3項製造罪(姿態とらせて製造)の「姿態をとらせ」について、実行行為説と、複製の時点では不要説(最高裁)があるのですが、撮影から最終媒体までの一連の行為を1個の製造行為とすれば、整合できます。
それを言い出してどうするのかは内緒です。
大阪高裁H19.12.4で採用されました!
2 製造行為の一個性
大阪高裁H14.9.10によれば、撮影行為とダビング行為は、別個の製造罪であって、別々に製造罪の要件が検討される。ただ犯意が同一・機会同一なら包括一罪となりうるという。大阪高裁 平成14年9月10日
③については,児童ポルノとは,「写真,ビデオテープその他の物」であって「視覚により認識することができる方法により描写したもの」であることを要するが,有体物を記録媒体とする物であれば,必ずしもその物から直接児童の姿態を視覚により認識できる必要はなく,一定の操作等を経ることで視覚により認識できれば足りるから,写真の場合は現像ないし焼付け等の工程を経てこれが可能になる未現像フイルムや現像済みネガフィルム(以下,撮影済み及び現像済みネガフィルムを「ネガ」という。)は,これに当たると解するべきであるから,本件の場合,児童ポルノ製造罪は撮影により既遂になると解するのが相当である。

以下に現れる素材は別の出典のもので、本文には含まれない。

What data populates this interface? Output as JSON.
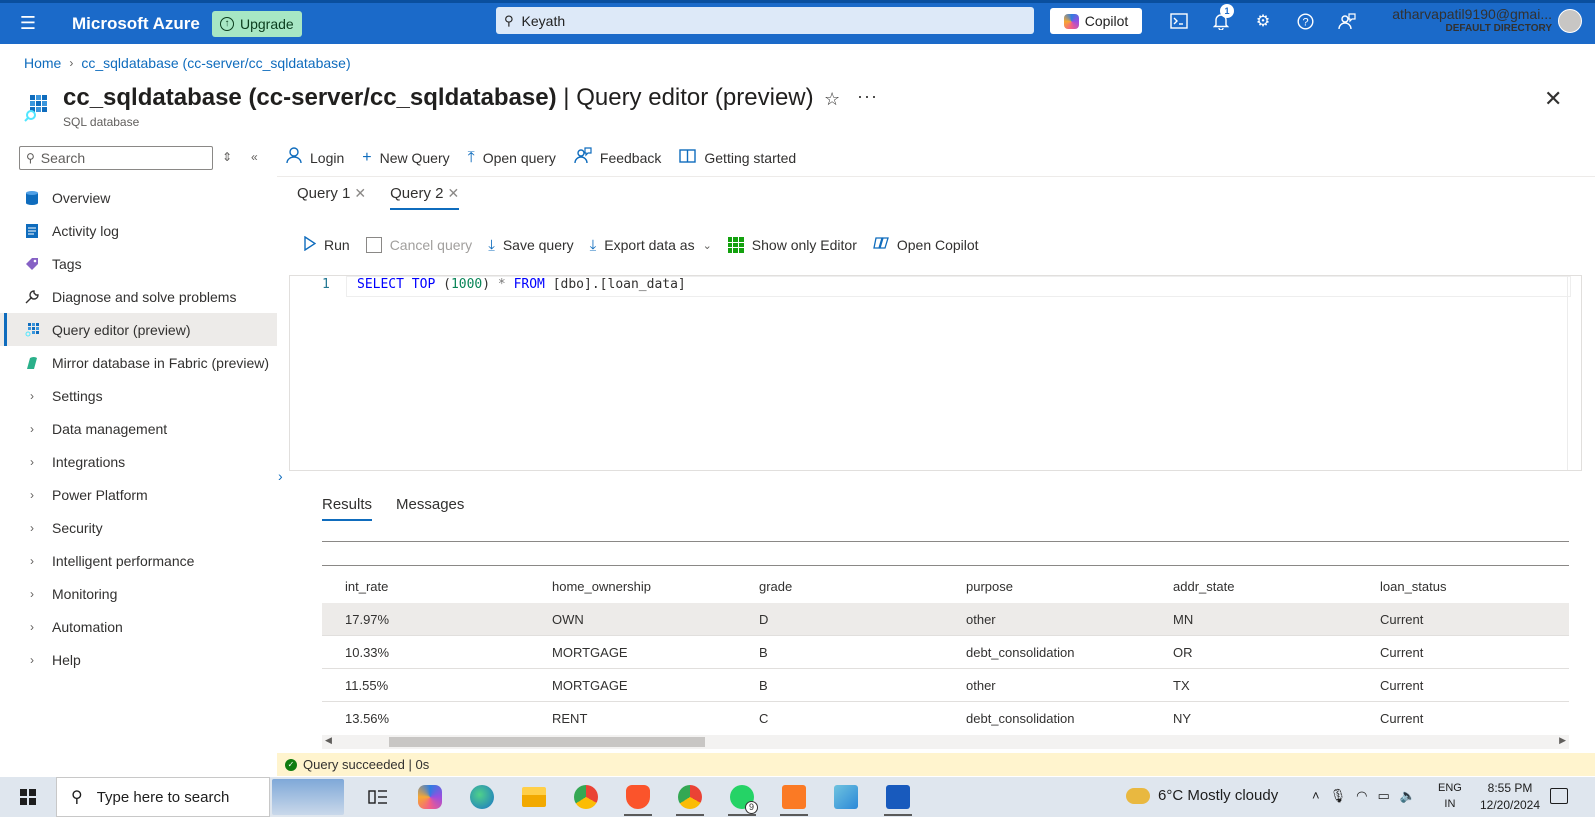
{
  "topbar": {
    "brand": "Microsoft Azure",
    "upgrade_label": "Upgrade",
    "search_value": "Keyath",
    "copilot_label": "Copilot",
    "notification_count": "1",
    "account_email": "atharvapatil9190@gmai...",
    "account_directory": "DEFAULT DIRECTORY"
  },
  "breadcrumb": {
    "home": "Home",
    "current": "cc_sqldatabase (cc-server/cc_sqldatabase)"
  },
  "header": {
    "title_resource": "cc_sqldatabase (cc-server/cc_sqldatabase)",
    "title_separator": " | ",
    "title_blade": "Query editor (preview)",
    "subtitle": "SQL database",
    "star_glyph": "☆",
    "more_glyph": "···",
    "close_glyph": "✕"
  },
  "sidebar": {
    "search_placeholder": "Search",
    "items": [
      {
        "label": "Overview",
        "icon": "sql-icon"
      },
      {
        "label": "Activity log",
        "icon": "activity-log-icon"
      },
      {
        "label": "Tags",
        "icon": "tag-icon"
      },
      {
        "label": "Diagnose and solve problems",
        "icon": "wrench-icon"
      },
      {
        "label": "Query editor (preview)",
        "icon": "query-editor-icon"
      },
      {
        "label": "Mirror database in Fabric (preview)",
        "icon": "fabric-icon"
      },
      {
        "label": "Settings",
        "icon": "chevron-right-icon"
      },
      {
        "label": "Data management",
        "icon": "chevron-right-icon"
      },
      {
        "label": "Integrations",
        "icon": "chevron-right-icon"
      },
      {
        "label": "Power Platform",
        "icon": "chevron-right-icon"
      },
      {
        "label": "Security",
        "icon": "chevron-right-icon"
      },
      {
        "label": "Intelligent performance",
        "icon": "chevron-right-icon"
      },
      {
        "label": "Monitoring",
        "icon": "chevron-right-icon"
      },
      {
        "label": "Automation",
        "icon": "chevron-right-icon"
      },
      {
        "label": "Help",
        "icon": "chevron-right-icon"
      }
    ]
  },
  "toolbar": {
    "login": "Login",
    "new_query": "New Query",
    "open_query": "Open query",
    "feedback": "Feedback",
    "getting_started": "Getting started"
  },
  "query_tabs": [
    {
      "label": "Query 1"
    },
    {
      "label": "Query 2"
    }
  ],
  "editor_toolbar": {
    "run": "Run",
    "cancel_query": "Cancel query",
    "save_query": "Save query",
    "export_data_as": "Export data as",
    "show_only_editor": "Show only Editor",
    "open_copilot": "Open Copilot"
  },
  "editor": {
    "line_number": "1",
    "code": {
      "select": "SELECT",
      "top": "TOP",
      "open_paren": " (",
      "number": "1000",
      "close_paren": ") ",
      "star": "*",
      "from": "FROM",
      "table": " [dbo].[loan_data]"
    }
  },
  "results": {
    "tabs": [
      "Results",
      "Messages"
    ],
    "columns": [
      "int_rate",
      "home_ownership",
      "grade",
      "purpose",
      "addr_state",
      "loan_status"
    ],
    "rows": [
      [
        "17.97%",
        "OWN",
        "D",
        "other",
        "MN",
        "Current"
      ],
      [
        "10.33%",
        "MORTGAGE",
        "B",
        "debt_consolidation",
        "OR",
        "Current"
      ],
      [
        "11.55%",
        "MORTGAGE",
        "B",
        "other",
        "TX",
        "Current"
      ],
      [
        "13.56%",
        "RENT",
        "C",
        "debt_consolidation",
        "NY",
        "Current"
      ]
    ],
    "status": "Query succeeded | 0s"
  },
  "taskbar": {
    "search_placeholder": "Type here to search",
    "whatsapp_badge": "9",
    "weather": "6°C  Mostly cloudy",
    "lang_1": "ENG",
    "lang_2": "IN",
    "time": "8:55 PM",
    "date": "12/20/2024"
  },
  "colors": {
    "azure_blue": "#1b6ac9",
    "accent": "#0f6cbd",
    "success": "#107c10",
    "status_bg": "#fff4ce"
  }
}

また,上記第1記載の児童ポルノの頒布,販売目的等による製造等を処罰することにした趣旨からみて,新たに児童ポルノを作り出すものと評価できる行為はいずれも製造に当たると解するのが相当であるところ,これを写真についてみてみると,上記のとおり児童ポルノ製造罪は撮影によって既遂となるが,現像,焼付けもまたそれぞれ製造に当たるものと解され,各段階で頒布,販売等の目的でこれを行った者には児童ポルノ製造罪の適用があり,ただ,先の行為を行った者が犯意を継続して彼の行為を行った場合には包括一罪となるものと解される。従って,本件では現像行為は不可罰的事後行為とはならないから,現像行為を製造とした原判決には法令適用の誤りはない(もっとも,原判決は撮影,現像を単純一罪とするものか包括一罪とするものか定かではないが,単純一罪とするものであるとしても判決に影響しない。)。しかし、これは、銀塩カメラの場合であって、デジタルカメラの場合、SDカードなど、カメラ内蔵の記録媒体に大量に溜め込んでいうことは希で、適宜、パソコンのHDDなど大容量の媒体に移して保存するのが通常である。SDカードの画像というのは短命なのである。
銀塩カメラのネガは必ず永久に残るが、デジカメのSDカードの画像は残らないのである。
だとすると、デジカメ利用の場合は、SDカードなどの中間媒体の存否にかかわらず、犯人の意図する最終媒体の生成に至る一連の所為が一個の製造行為であり、製造罪の単純一罪となるのである。(包括一罪説には反対する)
このように理解して初めて、3項製造罪の「姿態とらせて」を実行行為と理解する判例(東京高裁H17.12.26、札幌高裁H19.3.8、札幌高裁H19.9.4)と、複製時には「姿態をとらせて」は不要であるとする判例(名古屋高裁金沢支部H17.6.9、最高裁h18.2.20)とを整合することができるのである。
つまり、これが現在の判例である。また、保護法益からも説明できる。
3項製造罪(姿態とらせて製造)の趣旨が、画像の流出による法益侵害であるとすれば、製造犯人の意図は、児童ポルノであるHDDを製造することである場合に、短時間で
撮影→SDカード→HDD
という複製過程があったとしても、SDカードが流出する危険がないから、SDカードについて独立した製造罪として評価する必要はないのである。